Single-Serve High Protein Lemon Cheesecake (No-Bake!)

Looking for a refreshing, high-protein treat that feels indulgent but supports your wellness goals? This single-serve High Protein Lemon Cheesecake is creamy, tangy, and naturally sweetened — making it the perfect option for dessert, a high-protein breakfast, or even an afternoon snack.

Made with a blend of Greek yogurt and cottage cheese, this no-bake cheesecake is packed with protein and gut-loving nutrients, without any baking required.

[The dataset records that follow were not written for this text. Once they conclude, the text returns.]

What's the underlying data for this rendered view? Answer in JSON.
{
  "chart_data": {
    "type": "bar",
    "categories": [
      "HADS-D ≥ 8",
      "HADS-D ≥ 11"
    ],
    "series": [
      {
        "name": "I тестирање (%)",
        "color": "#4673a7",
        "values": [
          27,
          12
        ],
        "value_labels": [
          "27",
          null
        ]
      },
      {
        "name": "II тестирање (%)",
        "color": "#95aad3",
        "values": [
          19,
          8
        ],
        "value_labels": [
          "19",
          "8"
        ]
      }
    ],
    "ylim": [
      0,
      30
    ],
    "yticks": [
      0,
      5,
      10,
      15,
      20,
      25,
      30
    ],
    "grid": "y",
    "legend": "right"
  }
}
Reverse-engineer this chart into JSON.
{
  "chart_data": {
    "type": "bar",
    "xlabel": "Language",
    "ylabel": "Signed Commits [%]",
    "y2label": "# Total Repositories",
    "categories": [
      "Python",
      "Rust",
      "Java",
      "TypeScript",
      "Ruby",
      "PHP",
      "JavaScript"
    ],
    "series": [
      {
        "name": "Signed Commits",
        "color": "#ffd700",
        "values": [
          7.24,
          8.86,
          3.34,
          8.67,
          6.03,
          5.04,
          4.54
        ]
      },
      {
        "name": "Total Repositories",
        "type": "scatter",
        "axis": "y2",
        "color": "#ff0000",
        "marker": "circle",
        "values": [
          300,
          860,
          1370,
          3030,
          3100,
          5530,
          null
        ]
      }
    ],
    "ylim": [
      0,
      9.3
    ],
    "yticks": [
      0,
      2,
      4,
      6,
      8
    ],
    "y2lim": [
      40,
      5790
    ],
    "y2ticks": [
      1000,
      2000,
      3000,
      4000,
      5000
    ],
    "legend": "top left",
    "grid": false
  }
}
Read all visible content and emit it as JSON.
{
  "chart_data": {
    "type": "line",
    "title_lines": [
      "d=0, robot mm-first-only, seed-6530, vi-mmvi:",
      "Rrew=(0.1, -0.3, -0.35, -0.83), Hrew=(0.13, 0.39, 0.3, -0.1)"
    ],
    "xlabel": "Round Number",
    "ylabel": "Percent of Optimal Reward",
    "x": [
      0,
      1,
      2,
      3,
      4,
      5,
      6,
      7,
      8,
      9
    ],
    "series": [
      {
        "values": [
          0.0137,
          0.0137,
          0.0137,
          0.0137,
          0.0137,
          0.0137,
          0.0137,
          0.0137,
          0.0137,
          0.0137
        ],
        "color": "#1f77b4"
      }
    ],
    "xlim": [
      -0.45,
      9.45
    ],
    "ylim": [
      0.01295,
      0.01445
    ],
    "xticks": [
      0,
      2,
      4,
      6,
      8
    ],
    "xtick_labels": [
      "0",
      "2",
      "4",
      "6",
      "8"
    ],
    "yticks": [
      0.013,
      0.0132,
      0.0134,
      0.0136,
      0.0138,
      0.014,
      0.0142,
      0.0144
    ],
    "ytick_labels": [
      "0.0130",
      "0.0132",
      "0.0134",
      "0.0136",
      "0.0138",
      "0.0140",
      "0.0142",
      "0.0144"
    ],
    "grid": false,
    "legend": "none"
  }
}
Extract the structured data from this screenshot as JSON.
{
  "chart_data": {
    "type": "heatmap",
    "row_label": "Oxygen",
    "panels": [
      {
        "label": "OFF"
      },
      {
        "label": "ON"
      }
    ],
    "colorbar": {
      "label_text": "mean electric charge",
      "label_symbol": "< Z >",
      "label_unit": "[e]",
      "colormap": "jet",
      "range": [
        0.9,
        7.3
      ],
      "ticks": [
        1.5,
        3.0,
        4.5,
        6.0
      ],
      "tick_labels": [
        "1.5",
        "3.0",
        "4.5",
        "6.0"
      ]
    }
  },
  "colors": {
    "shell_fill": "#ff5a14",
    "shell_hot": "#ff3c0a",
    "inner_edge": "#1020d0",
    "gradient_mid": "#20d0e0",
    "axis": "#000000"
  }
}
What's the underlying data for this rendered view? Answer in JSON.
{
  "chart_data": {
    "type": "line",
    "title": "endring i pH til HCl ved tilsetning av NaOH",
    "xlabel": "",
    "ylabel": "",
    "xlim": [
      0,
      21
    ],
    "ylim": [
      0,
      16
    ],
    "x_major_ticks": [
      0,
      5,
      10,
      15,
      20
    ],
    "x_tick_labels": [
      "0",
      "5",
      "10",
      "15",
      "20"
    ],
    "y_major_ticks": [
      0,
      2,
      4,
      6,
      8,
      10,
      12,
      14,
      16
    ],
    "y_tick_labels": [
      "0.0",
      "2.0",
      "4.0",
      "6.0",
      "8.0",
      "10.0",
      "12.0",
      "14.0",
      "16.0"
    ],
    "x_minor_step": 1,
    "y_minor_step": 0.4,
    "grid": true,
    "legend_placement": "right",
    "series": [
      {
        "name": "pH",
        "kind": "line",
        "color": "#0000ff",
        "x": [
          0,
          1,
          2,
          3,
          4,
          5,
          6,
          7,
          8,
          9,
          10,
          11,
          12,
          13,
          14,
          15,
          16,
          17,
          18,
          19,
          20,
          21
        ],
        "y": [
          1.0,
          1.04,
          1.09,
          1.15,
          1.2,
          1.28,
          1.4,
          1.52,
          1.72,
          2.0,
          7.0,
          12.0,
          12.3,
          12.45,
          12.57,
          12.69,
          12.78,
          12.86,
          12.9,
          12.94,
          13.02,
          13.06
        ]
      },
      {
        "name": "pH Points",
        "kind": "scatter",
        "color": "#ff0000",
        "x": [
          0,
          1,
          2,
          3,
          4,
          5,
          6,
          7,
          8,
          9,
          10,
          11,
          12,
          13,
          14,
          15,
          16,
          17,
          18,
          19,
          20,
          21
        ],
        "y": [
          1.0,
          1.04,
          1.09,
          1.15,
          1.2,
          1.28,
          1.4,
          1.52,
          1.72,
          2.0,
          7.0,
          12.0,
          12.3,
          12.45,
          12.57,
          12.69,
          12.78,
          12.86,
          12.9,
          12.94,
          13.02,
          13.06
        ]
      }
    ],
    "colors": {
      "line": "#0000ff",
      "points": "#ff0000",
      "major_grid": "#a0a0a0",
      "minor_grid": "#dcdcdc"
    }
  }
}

Why You’ll Love This High-Protein Cheesecake:

  • Quick and easy — ready in minutes

  • High in protein (20+ grams!)

  • Great for hormone balance, blood sugar regulation, and digestion

  • Can be made ahead for busy mornings or sweet cravings

  • Completely customizable with your favorite fruit or granola

Nutrition Boost & Benefits

This single-serve lemon cheesecake delivers over 20g of protein, thanks to the combo of Greek yogurt and cottage cheese. That means it's not only satisfying, but also helps:

  • Stabilize blood sugar

  • Support hormone health

  • Fuel muscle repair and metabolism

  • Keep cravings at bay

Plus, the lemon juice and zest adds a bright, refreshing flavor — perfect for spring and summer.

When to Enjoy It

This recipe is so versatile — you can enjoy it as:

  • A nourishing breakfast paired with fresh berries

  • A protein-rich afternoon snack

  • A satisfying and blood sugar-friendly dessert

Make It Your Own

  • Swap maple syrup for raw honey or stevia

  • Add collagen or vanilla protein powder for an extra boost

  • Try layering in chia jam or crushed nuts for extra texture

Ingredients (Single Serve)

For the filling:

  • ½ cup full-fat Greek yogurt

  • ½ cup cottage cheese

  • 1–2 tablespoons pure maple syrup (adjust to taste)

  • 1 tablespoon fresh lemon juice

  • Zest of ½ lemon

For the crust:

  • 2 tablespoons blended graham crackers or granola (use a food processor or blender to make fine crumbs)

Toppings (optional):

  • Fresh berries (blueberries, raspberries, or sliced strawberries)

  • Extra lemon zest or shredded coconut

Instructions

  1. Make the crust:
    Blend graham crackers or granola into fine crumbs and press into the bottom of a small jar or bowl.

  2. Blend the filling:
    In a blender or food processor, combine the Greek yogurt, cottage cheese, maple syrup, lemon juice, and lemon zest. Blend until completely smooth and creamy.

  3. Assemble:
    Pour the cheesecake mixture over the crust layer. Top with your favorite fresh fruit or additional graham cracker crumbs.

  4. Chill (optional):
    Enjoy immediately, or refrigerate for 30–60 minutes if you prefer a firmer texture.